At the very least, and in lieu of market research, Apple should have eavesdropped certain social media channels to get a feel for the anticipation surrounding the release of their first generation iPhone. Apple aficionados were encouraged by the media to join a waiting list (Paulk, 2007). The waiting list idea was a reactive approach to predict the number of clients to expect on the launch date. The problem with this, of course, is that the information was collected too late to affect the manufacturing schedule. As a result, thousands of Apple iPhone early-adopters were disappointed.
Apple could enjoy greater customer satisfaction by using market research to help determine a branding and positioning strategy. It is true that many consumers are loyal to the brand, and will simply buy the products because Apple designs them. However, the iPhone and iPad cross into other industries and compete with well-established brands. A marketing manager at Apple must identify a target market before a campaign strategy can be designed. Consumers are fickle—especially technology enthusiasts.
Apple could use market research to determine everything from a branding and positioning strategy to a target market for their new iPad. An Apple iPad has been described as something between a laptop and a smartphone (Stone, 2010). Without running the risk of leaking intellectual property by using a focus group or conducting test marketing, Apple could employ a descriptive research study to better understand their market. Using experience surveys to current users of smartphones and non-apple laptops would provide information for a marketing manager to use to establish a message strategy for promoting the new trend-setting iPad device.
The what-if logic used in a causal design marketing research campaign could provide an early indication of the percentage of consumers willing to abandon their current devices for Apple’s new technology. The results of a survey based on the “Hierarchy of Effects” model can help isolate the hand-raisers from the naysayers and ultimately produce a roadmap for developing a marketing mix. Although the product has been determined, a well-informed marketing manager decides price, place, and promotion.
The emerging technology associated with the Apple iPad is in itself an environmental factor. A technology dependent society has directed cultural trends in favor of the Apple iPad. Without competition, Apple can take the same whatever-the-market-will-bear approach that was used to introduce the iPhone; or perhaps market research might reveal a better option is a skimming strategy. The iPad has enough differentiation to justify a higher price.

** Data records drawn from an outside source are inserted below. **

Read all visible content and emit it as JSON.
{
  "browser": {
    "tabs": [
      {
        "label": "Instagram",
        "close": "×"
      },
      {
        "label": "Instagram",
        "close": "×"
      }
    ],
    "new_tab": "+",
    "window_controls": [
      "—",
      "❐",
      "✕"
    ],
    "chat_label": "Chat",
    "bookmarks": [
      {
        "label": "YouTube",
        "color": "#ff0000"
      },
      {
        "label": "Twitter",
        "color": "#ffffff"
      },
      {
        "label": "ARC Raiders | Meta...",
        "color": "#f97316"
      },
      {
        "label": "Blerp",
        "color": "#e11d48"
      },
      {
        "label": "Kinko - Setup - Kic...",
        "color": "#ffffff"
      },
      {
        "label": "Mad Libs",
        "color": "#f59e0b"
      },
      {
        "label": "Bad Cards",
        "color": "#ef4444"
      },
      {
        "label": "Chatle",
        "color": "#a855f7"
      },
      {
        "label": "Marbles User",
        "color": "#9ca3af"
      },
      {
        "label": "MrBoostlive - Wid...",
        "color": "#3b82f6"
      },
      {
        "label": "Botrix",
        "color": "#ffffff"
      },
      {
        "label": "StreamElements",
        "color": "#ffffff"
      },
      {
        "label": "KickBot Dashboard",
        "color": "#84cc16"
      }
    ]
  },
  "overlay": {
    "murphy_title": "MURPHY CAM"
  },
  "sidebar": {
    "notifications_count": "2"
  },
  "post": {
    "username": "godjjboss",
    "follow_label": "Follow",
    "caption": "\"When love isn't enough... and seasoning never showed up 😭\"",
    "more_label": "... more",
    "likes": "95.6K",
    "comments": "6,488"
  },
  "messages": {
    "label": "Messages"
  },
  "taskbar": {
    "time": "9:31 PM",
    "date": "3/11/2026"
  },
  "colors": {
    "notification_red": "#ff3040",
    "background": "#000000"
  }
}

Market research would help a marketing manager determine the best positioning strategy for the iPad. Feedback from a needs analysis could support a decision to position the iPad using a use or application strategy. The new device offers a combined functionality of an Amazon Kindle, personal digital assistant, and a laptop. Touting the advantages of combining all of these capabilities into a single device would be the first step in establishing an application strategy (Burns & Bush, 2008).
Identifying the target market is one of the most important steps in ensuring the success of a product. Apple might have their pulse on their target audience vicariously through the visionaries within their own organization. However, not everyone is ready to abandon his or her smartphones, laptops, and e-book readers for the next great Apple innovation. Apple can use marketing research to make better marketing decisions without jeopardizing the entrepreneurial spirit of their innovation team. Even a marketing manager for Apple Computer can benefit from a well-defined marketing research strategy.
Breillatt, A. (2010). You can’t innovate like Apple. [Electronic version]. Pragmatic Marketing. Retrieved April 10, 2010, from http://www.pragmaticmarketing.com/publications/magazine/6/4/you_cant_innovate_like_apple
Burns, A. & Bush, R. (2008) Basic Marketing Research. Pearson Prentice Hall. New Jersey.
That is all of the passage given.